In January, I made a seed investment in a company called Standing Cloud. My premise was that as “cloud computing” proliferated, it’d be a total mess for the typical application developer and ISV. Over the past six months a small team of super talented long time software developers and system architects have been exploring a wide variety of cloud services, OS instances, and popular open source software packages to understand where the “extremely broad painful problem that no one is addressing” is going to be.
Dave Jilk, Standing Cloud’s founder, and I are going to hike Mount Bierstadt as part of our annual tradition of climbing a 14er together (this will be #4). We’ll have each other trapped together for 5+ hours to consolidate our thinking on what we’ve learned so far this year and which particular angle to position Standing Cloud on the launch pad.
In the meantime, one of the other Standing Cloud founders – Joel Wampler – wrote a guest post on ElasticVapor titled Fixing Major Linux Kernel Vulnerabilities in the Cloud.

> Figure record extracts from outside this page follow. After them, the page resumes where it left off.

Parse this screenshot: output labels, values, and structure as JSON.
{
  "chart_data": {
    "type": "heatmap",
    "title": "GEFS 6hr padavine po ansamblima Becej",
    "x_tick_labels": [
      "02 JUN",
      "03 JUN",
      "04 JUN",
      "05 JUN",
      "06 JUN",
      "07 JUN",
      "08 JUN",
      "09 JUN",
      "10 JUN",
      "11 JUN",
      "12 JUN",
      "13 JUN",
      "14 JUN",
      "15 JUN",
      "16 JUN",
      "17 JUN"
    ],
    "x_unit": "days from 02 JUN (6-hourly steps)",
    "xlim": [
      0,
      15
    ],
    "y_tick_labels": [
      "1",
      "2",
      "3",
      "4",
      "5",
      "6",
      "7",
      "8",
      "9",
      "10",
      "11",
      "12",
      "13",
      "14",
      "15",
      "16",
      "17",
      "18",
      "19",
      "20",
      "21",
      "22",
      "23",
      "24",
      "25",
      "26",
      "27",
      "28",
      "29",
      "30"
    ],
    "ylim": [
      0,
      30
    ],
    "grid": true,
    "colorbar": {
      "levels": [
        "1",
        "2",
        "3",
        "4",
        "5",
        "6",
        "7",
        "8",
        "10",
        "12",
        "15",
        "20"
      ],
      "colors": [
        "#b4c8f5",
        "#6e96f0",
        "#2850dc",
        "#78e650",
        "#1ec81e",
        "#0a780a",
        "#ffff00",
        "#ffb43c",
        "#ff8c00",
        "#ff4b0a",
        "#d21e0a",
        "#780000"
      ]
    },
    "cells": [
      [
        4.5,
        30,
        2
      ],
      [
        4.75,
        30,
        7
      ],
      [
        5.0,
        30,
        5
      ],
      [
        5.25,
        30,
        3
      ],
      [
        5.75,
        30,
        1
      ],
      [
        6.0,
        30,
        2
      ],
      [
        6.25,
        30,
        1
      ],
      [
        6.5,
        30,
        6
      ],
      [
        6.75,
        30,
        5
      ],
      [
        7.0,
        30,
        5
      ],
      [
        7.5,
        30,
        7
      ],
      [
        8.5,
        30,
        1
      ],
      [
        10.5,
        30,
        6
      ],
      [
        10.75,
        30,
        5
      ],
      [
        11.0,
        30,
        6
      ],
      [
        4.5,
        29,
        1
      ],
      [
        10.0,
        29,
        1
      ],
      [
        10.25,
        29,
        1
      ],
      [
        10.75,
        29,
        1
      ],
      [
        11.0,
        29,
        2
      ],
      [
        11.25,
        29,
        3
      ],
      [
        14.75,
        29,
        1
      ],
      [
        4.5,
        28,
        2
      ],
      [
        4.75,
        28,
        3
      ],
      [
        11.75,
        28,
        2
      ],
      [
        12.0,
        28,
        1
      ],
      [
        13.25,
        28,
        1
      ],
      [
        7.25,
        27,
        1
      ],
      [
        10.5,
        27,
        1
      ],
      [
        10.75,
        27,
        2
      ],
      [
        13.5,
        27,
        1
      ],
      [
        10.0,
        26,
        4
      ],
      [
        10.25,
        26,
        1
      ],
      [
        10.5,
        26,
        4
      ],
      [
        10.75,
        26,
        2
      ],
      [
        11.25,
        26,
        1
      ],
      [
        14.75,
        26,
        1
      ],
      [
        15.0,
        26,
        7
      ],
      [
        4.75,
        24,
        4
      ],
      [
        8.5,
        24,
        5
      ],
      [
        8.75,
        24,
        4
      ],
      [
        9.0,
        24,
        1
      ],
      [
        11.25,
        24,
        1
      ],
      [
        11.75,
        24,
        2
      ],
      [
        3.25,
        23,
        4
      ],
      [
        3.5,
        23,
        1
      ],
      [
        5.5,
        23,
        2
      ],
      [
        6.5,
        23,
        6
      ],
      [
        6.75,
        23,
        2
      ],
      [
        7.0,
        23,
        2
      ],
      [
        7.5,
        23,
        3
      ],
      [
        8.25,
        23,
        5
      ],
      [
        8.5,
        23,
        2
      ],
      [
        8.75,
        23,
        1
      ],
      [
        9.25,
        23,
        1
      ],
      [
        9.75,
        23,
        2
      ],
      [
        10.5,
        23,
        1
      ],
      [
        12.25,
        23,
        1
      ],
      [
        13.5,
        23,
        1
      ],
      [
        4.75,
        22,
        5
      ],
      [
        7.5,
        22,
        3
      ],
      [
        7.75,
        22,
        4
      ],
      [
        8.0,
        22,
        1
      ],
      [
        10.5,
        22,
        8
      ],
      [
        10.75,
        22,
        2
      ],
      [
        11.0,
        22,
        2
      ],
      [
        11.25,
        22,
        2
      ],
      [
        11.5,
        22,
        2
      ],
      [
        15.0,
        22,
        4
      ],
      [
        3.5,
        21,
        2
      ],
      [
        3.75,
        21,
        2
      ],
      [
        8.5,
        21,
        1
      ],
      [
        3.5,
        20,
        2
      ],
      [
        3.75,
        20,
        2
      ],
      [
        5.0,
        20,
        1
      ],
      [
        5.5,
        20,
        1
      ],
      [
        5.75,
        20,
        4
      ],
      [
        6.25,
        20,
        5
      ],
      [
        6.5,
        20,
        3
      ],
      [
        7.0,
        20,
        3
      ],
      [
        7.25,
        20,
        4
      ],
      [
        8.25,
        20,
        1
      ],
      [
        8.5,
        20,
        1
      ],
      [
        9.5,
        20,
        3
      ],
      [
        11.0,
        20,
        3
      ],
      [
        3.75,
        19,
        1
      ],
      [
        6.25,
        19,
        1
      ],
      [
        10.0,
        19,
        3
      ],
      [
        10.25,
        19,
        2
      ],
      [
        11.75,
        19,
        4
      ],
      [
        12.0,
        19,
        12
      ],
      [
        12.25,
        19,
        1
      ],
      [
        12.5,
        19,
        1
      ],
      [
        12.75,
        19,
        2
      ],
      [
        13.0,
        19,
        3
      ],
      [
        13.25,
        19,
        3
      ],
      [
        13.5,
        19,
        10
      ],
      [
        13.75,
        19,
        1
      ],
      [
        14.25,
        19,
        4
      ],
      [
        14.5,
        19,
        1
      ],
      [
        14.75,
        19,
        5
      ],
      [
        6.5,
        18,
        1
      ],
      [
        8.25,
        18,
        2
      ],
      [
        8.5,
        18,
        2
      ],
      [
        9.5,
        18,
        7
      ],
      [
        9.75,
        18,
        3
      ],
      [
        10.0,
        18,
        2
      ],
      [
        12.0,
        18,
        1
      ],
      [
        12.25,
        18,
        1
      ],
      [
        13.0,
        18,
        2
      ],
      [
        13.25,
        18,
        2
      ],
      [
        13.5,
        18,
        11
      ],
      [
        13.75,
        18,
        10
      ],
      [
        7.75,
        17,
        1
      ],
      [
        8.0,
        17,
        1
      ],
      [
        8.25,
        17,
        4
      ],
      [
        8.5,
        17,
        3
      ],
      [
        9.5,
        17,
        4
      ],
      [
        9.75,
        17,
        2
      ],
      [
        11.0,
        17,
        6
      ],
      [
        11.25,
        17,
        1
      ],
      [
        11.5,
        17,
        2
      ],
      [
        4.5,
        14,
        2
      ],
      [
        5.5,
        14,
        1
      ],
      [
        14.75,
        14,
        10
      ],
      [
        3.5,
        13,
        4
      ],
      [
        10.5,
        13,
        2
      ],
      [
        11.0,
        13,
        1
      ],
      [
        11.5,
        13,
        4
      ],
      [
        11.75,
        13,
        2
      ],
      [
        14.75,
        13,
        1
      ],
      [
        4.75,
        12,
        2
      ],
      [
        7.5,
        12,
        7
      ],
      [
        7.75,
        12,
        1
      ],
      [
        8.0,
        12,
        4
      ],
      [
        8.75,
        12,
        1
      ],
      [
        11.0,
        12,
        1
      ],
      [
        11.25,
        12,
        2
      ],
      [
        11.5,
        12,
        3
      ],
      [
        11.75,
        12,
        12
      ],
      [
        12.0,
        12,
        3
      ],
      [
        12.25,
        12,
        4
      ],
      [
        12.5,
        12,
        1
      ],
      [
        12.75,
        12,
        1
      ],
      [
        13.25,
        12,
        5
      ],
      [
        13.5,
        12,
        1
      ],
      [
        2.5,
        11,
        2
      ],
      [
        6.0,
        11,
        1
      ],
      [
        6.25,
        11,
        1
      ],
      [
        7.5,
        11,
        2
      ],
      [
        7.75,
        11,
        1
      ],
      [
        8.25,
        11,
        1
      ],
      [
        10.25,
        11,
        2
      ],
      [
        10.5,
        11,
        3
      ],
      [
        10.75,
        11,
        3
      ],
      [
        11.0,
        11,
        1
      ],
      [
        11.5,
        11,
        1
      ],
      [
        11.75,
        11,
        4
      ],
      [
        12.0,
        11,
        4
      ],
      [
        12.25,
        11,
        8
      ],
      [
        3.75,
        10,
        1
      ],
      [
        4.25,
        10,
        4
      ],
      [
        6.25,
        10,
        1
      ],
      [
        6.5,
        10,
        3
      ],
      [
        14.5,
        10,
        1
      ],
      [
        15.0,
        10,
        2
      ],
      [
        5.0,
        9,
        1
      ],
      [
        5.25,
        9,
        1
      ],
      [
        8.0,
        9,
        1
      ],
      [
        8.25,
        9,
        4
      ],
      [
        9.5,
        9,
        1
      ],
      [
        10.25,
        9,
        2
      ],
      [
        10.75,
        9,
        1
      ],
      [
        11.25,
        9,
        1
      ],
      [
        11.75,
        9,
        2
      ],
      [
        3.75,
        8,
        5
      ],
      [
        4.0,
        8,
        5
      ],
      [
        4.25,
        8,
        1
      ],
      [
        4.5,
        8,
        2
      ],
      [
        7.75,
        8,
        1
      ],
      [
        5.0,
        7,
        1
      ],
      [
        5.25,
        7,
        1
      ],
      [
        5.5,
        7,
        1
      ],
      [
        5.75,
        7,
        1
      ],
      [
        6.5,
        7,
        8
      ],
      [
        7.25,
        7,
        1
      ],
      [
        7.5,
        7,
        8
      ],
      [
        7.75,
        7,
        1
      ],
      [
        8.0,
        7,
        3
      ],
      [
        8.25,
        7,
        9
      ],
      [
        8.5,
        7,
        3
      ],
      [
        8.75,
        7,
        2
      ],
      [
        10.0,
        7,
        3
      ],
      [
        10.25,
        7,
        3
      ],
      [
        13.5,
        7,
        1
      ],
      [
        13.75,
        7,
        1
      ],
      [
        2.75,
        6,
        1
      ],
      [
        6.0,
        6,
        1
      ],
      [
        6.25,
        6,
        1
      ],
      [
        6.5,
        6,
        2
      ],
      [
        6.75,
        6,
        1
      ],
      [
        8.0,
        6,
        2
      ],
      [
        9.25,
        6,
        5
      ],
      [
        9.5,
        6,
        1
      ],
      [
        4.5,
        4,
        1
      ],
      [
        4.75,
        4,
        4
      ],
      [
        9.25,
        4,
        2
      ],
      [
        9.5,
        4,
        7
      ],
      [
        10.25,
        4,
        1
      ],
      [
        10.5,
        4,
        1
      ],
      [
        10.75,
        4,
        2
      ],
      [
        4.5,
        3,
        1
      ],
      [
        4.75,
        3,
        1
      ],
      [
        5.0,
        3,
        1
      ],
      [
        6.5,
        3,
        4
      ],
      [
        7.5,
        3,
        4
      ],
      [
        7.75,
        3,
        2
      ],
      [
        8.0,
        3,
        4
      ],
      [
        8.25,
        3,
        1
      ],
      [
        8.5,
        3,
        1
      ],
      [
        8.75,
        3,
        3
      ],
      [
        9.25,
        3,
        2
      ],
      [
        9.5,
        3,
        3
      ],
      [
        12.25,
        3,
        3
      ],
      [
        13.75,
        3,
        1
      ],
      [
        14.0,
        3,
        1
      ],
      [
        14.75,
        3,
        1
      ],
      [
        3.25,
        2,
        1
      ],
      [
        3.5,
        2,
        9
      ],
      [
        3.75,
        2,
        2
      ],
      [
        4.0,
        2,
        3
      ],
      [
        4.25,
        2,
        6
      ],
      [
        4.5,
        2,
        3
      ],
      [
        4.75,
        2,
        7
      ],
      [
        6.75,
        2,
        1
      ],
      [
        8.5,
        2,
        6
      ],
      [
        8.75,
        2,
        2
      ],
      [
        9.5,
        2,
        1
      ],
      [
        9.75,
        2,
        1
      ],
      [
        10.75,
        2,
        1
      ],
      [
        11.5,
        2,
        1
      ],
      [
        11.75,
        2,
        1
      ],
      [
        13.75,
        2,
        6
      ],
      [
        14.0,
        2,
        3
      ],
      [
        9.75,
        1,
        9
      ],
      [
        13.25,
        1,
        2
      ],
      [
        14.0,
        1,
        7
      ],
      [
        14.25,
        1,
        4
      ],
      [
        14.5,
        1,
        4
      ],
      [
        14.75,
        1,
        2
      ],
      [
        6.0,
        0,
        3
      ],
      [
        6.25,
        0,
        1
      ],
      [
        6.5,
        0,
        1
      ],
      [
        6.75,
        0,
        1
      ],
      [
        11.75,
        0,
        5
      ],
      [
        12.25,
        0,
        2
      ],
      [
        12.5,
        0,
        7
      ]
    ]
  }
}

If you are interested in this type of thing, it’s a good hint about the types of things that Standing Cloud is uncovering every single day. For example:
“Last week, a Linux kernel vulnerability that allows for local privilege escalation through a NULL pointer dereference was announced. Many of the major Linux distributions are still working to provide updated kernels, and a few already have. Once updated kernels are released, applying the patches should be straightforward. But for systems running in the cloud, additional complexities and delays may arise.
Most providers of on-demand cloud servers require the use of custom kernels, which are tuned for the provider’s specific virtualization implementation. These custom kernels significantly change the upgrade path, and may even affect the short-term workarounds provided by the upstream distribution.
For instance, the Ubuntu bug report for this issue states the following:
Ubuntu 8.04 and later have a default setting of 65536 in /proc/sys/vm/mmap_min_addr. When set, this issue is blocked.
However, if a system is running Ubuntu 8.04 on Amazon EC2, the underlying kernel is likely based on a Fedora Core 8 Xen kernel. This is one of the kernels Amazon provides to those who create boot images for their service, and most such images use this kernel regardless of the distribution running on top of it. Thus the default setting of 65536 cannot be relied upon; and worse, this proc setting does not even exist in the Fedora kernel, so there is no way to repair the image to match this workaround.”
Lots more coming soon – get ready for it. In the mean time, I hope there are no clouds on my hike tomorrow.